Elle a rappelé les causes principales de ces drames : vitesse excessive, usage du téléphone au volant, comportements imprudents, qui « augmente(nt) considèrablement la survenue des drames ».
Le nombre de blessés graves reste inchangé sur un an en métropole, avec 1.601 personnes concernées.
En revanche, dans les territoires ultramarins, les accidents corporels ont reculé de 24%, totalisant 303 blessés et 23 morts, soit deux de moins qu’à la même période en 2024.
Déjà en juillet, la mortalité routière affichait une progression de 23% sur un an, avec 338 décès enregistrés en France métropolitaine.
Ce résultat avait alors été jugé « très préoccupant » par François-Noël Buffet, ministre démissionnaire auprès du ministre de l’Intérieur, qui dénonçait « un relâchement inacceptable des comportements au volant ».
Sur l’ensemble de 2024, 3.193 personnes avaient trouvé la mort sur les routes de France, un chiffre quasiment stable par rapport à 2023, accompagné d’une légère diminution du nombre de blessés, selon l’ONISR.
Et dans les Alpes-Maritimes ?
Selon le dernier bilan local, depuis le 1er janvier, 20 décès sont recensés, soit huit de moins que l’an passé.

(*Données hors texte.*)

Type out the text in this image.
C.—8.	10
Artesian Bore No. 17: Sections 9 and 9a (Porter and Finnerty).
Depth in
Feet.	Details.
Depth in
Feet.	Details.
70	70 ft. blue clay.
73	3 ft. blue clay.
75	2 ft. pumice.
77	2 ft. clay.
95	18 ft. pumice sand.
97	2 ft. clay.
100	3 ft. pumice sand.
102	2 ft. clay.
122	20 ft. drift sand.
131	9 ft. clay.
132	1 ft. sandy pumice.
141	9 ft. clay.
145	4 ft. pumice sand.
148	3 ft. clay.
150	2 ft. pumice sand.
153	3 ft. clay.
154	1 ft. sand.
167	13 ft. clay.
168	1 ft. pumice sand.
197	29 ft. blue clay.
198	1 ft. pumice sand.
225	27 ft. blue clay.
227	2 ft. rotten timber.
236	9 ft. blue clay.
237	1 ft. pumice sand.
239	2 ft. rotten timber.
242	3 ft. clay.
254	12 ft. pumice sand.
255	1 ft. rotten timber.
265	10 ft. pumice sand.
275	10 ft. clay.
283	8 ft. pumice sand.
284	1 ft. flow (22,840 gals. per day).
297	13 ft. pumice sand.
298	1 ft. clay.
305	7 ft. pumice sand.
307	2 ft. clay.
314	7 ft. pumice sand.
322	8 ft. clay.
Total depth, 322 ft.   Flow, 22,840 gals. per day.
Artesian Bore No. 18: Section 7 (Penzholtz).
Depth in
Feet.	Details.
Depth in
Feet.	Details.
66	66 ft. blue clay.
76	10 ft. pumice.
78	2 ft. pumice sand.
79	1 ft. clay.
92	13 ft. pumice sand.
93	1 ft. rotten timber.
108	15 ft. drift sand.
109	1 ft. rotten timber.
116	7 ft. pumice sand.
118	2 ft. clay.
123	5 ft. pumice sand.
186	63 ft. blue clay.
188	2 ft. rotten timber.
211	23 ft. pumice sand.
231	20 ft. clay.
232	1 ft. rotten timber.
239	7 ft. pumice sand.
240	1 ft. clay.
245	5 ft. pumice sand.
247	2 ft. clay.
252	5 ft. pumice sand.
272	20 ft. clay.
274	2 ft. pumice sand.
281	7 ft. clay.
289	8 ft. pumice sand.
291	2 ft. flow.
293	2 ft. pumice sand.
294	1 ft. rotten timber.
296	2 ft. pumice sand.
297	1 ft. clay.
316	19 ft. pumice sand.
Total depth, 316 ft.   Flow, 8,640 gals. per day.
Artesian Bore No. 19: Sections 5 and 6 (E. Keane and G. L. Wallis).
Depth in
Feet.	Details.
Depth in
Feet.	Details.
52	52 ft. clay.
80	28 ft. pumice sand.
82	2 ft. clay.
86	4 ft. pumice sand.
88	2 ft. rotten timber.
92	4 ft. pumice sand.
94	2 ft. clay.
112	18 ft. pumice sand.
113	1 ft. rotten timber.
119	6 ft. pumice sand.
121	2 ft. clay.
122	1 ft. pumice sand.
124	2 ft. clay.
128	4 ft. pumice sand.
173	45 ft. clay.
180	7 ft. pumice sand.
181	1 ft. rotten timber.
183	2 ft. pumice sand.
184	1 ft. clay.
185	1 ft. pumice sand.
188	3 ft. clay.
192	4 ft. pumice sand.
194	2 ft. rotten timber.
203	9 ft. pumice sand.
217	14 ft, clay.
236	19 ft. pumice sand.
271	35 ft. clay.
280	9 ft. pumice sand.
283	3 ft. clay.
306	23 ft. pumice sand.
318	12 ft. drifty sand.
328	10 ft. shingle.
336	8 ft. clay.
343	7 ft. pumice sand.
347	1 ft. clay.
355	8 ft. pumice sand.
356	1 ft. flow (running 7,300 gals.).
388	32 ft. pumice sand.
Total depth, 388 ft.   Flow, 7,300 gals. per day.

Cette évolution positive concerne surtout les deux-roues motorisés et les piétons, catégories longtemps les plus exposées. Les automobilistes restent toutefois les premiers concernés par les drames de ce mois de juin : trois victimes, dont une passagère.
Si la mortalité baisse, le nombre d’accidents corporels progresse nettement. En juin 2025, 81 accidents ont été comptabilisés contre 69 l’année précédente, soit une augmentation de 17 %. Les blessés graves sont également plus nombreux : 36 contre 28 en juin 2024.